De pelo corto y rojizo, con esa mirada tan conocida, la nariz húmeda, y sé que será en no mucho tiempo un conjunto sanguinolento de carne. Miro sus rodillas un poco combadas hacia adentro grandes, sanas. Huele a animal, huele a mis botas de siempre, huele a sudor animal a pelo húmedo a verde, a campo. “Estos son limoncinos y aquellos retintos” me comentó el hombre al que pregunté por la raza, no se me despegaba, era obvio que quería impartirme una clase magistral sobre razas vacunas, y no pude más que sonreír para mis adentros con el cambio de nombre tan típico del campo a las razas de origen inglés o francés. Los Charolais cambiados por Chevrolet en la provincia de Buenos Aires, y aquí en la provincia de Málaga Limousine por limoncinos.

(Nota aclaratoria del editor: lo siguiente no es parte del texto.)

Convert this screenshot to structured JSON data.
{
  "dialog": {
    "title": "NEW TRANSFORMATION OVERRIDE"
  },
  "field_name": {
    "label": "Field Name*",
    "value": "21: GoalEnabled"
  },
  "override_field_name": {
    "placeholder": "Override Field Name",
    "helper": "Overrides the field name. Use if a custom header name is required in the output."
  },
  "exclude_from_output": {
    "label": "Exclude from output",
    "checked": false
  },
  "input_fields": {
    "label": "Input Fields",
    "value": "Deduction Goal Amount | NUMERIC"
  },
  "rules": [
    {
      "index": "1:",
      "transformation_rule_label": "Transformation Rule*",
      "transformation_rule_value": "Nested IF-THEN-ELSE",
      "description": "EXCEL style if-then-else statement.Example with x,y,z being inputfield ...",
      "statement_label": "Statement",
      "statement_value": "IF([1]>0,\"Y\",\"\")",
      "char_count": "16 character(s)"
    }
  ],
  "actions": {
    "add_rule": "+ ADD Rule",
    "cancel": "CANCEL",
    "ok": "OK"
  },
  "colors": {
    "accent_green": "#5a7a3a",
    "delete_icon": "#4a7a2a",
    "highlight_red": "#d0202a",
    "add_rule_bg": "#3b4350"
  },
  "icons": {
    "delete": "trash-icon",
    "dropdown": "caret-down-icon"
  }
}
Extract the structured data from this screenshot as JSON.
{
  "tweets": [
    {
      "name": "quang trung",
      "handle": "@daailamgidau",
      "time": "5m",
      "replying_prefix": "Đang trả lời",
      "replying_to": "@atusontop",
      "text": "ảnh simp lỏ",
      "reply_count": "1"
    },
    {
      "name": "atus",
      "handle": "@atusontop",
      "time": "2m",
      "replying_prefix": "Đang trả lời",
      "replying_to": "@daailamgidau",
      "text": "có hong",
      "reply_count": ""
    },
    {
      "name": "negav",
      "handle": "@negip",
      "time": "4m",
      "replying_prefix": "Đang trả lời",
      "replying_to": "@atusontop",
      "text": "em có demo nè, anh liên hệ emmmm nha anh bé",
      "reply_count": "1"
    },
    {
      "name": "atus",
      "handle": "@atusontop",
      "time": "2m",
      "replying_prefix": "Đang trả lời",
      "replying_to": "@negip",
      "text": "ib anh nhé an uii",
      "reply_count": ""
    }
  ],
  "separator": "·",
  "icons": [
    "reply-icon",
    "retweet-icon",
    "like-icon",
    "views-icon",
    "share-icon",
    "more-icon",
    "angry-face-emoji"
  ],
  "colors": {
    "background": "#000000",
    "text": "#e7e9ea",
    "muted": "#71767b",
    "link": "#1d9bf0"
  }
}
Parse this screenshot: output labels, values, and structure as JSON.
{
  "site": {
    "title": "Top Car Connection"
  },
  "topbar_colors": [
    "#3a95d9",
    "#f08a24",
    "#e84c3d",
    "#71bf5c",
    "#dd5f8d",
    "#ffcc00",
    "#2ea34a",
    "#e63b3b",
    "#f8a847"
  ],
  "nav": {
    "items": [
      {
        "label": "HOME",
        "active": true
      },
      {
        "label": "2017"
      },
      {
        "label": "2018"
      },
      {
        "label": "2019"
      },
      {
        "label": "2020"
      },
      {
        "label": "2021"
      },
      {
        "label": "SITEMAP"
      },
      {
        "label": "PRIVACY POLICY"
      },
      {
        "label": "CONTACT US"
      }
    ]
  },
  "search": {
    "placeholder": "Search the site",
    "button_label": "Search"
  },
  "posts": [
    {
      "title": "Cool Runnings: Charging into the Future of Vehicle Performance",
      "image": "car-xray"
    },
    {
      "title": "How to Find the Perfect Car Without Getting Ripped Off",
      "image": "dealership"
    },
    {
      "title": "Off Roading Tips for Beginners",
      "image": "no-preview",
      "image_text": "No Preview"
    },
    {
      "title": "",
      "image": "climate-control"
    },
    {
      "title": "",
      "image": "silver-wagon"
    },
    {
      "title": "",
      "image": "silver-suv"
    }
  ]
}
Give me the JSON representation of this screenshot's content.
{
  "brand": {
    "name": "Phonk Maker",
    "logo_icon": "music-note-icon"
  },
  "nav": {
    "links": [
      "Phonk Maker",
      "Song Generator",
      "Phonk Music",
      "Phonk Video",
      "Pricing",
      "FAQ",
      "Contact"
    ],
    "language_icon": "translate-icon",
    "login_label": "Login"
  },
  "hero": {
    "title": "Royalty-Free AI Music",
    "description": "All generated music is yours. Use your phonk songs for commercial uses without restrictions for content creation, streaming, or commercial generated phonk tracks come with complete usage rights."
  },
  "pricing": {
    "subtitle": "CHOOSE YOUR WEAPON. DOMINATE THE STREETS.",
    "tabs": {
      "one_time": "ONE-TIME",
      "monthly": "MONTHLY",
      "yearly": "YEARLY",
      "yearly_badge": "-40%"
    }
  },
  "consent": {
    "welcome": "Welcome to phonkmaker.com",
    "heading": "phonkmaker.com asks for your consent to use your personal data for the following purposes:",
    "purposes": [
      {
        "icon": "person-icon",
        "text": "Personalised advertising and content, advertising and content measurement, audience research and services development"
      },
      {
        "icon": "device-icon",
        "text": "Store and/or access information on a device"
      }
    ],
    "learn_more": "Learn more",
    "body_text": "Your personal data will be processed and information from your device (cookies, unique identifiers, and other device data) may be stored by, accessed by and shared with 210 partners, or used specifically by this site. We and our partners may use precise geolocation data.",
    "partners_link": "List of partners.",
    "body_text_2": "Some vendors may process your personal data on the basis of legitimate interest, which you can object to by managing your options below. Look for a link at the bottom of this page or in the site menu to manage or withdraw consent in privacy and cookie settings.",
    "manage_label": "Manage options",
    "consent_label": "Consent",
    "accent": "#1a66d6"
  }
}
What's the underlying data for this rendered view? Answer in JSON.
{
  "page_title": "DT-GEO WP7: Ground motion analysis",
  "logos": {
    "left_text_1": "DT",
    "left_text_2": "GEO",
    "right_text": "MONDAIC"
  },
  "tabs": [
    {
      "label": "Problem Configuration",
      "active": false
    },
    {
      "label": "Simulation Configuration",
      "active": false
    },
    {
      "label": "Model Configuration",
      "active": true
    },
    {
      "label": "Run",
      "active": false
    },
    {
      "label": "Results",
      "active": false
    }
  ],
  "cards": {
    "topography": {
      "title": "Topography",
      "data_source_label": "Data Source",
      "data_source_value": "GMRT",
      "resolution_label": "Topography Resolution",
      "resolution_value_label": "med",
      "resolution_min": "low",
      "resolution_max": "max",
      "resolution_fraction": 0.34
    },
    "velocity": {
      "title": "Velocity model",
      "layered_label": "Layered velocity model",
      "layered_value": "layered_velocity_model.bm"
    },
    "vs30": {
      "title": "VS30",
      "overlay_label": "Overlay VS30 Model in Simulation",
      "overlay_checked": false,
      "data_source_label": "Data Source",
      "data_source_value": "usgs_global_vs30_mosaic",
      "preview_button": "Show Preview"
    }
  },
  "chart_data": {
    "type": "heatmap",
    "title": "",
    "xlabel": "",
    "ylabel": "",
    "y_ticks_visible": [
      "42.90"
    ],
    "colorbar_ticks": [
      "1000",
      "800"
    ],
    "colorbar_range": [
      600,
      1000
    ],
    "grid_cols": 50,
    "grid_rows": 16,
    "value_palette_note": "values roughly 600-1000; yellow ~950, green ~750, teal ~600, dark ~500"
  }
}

Llegamos al final de la muestra de animales y ya no tuvo más que mostrarme, me llamó la atención una raza que llamaban castiza, animales de grandes huesos y poca carne parecido al ganado cimarrón que se podía ver en gravados antiguos en las oficinas de consignatarios de hacienda en Balcarce o cualquier otro pueblo hace cuarenta años.
Intentar encontrar relaciones entre este mundo y aquel ha dejado de ser ya hace tiempo un entretenimiento, me suele invadir cierta resignación, una conciencia de la inutilidad de saber la explicación más probable de tal o cual coincidencia.
El olor es el mismo, la parsimonia de la gente de campo la misma, ojos inyectados en sangre de haber madrugado toda una vida, del alcohol y el tabaco, del sol implacable, del calor. El gesto de levantar la gorra y dejar ver la frontera de donde no llega el sol y rascarse la frente con aire reflexivo aquí, allí la boina o el sombrero, exactamente de la misma manera. El arrastrar las sílabas duras hasta hacerlas incomprensibles para los que no lidiamos con el sonido del viento, otro acento, el mismo deje. No hay comparación, simplemente me transporta, me lleva al olor del coche de mi padre, al olor de su colonia, a la seguridad que me daba cuando viajábamos desde la ciudad, cuatro o cinco horas y abría la puerta y pisaba la tierra renegrida y el calor y el verde y el viento y la inmensidad, y el horizonte infinito me atacaban por un segundo hasta que respiraba varias veces y me hacía consiente que era un visitante, ajeno a aquello, al menos hasta que me armaba de valor y me adaptaba.
Hoy por un momento no lo vi, no me di cuenta sumido en el revoltijo de sensaciones y recuerdos, pero a Marcos con cinco años le pasó exactamente lo mismo. Llegó a la feria y fuimos directos a ver los caballos, con los que está más familiarizado, relinchos y rebuznos, caballos muy bonitos, nerviosos, seguramente alguna yegua en celo, potrillos y ponis. Hicimos el paseo sin pararnos demasiado, y luego fuimos a ver las vacas y los toros, y no lo vi, no entendía por qué no quería venir conmigo y acercarse y buscaba a su madre. Vacas con cuernos enormes, y recordé que la abuela le suele mostrar corridas de toros, y el encierro de San Fermín y poco a poco fui entendiendo su temor. Solo hacía falta ponerse en su lugar, al ser la primera vez que tenía contacto directo con vacas. Tardó poco en adaptarse y al rato estábamos inspeccionando los huevos de los toros y las ubres de las vacas, dando paja a terneros asustadizos y conversando naturalmente sobre el comportamiento de esos toros de seiscientos kilos mansos y tranquilos que nos miraban rumiando desde el otro lado de una cerca atada con hilo de envolver paquetes, aunque no creo que Marcos fuera consciente de ello.
Nos fuimos al rato aunque él no quería, pero hacían cuarenta grados a la sombra de unos enormes eucaliptus, e imagino que a la hora de deambular por allí estaría subido a las cercas incordiando a los terneros.
Son momentos que son regalos, me supongo subido al alambre de un corral de terneros en algún remate ganadero mirando con ojo escrutador la calidad de la muestra e imaginando qué enseñaría a un posible retoño, como mi padre a mi espalda con voz calmada analizara lo mismo que yo. No recuerdo literalmente haberlo hecho, pero supongo que mi inconsciente tomara nota de todo aquello que me enriquecía de lo que salía de su boca. Gracias viejo por darme mucho que recordar, por darme retales que me acerquen a esa seguridad que dan los padres y que reconforta, aunque parezca a diez mil años de distancia.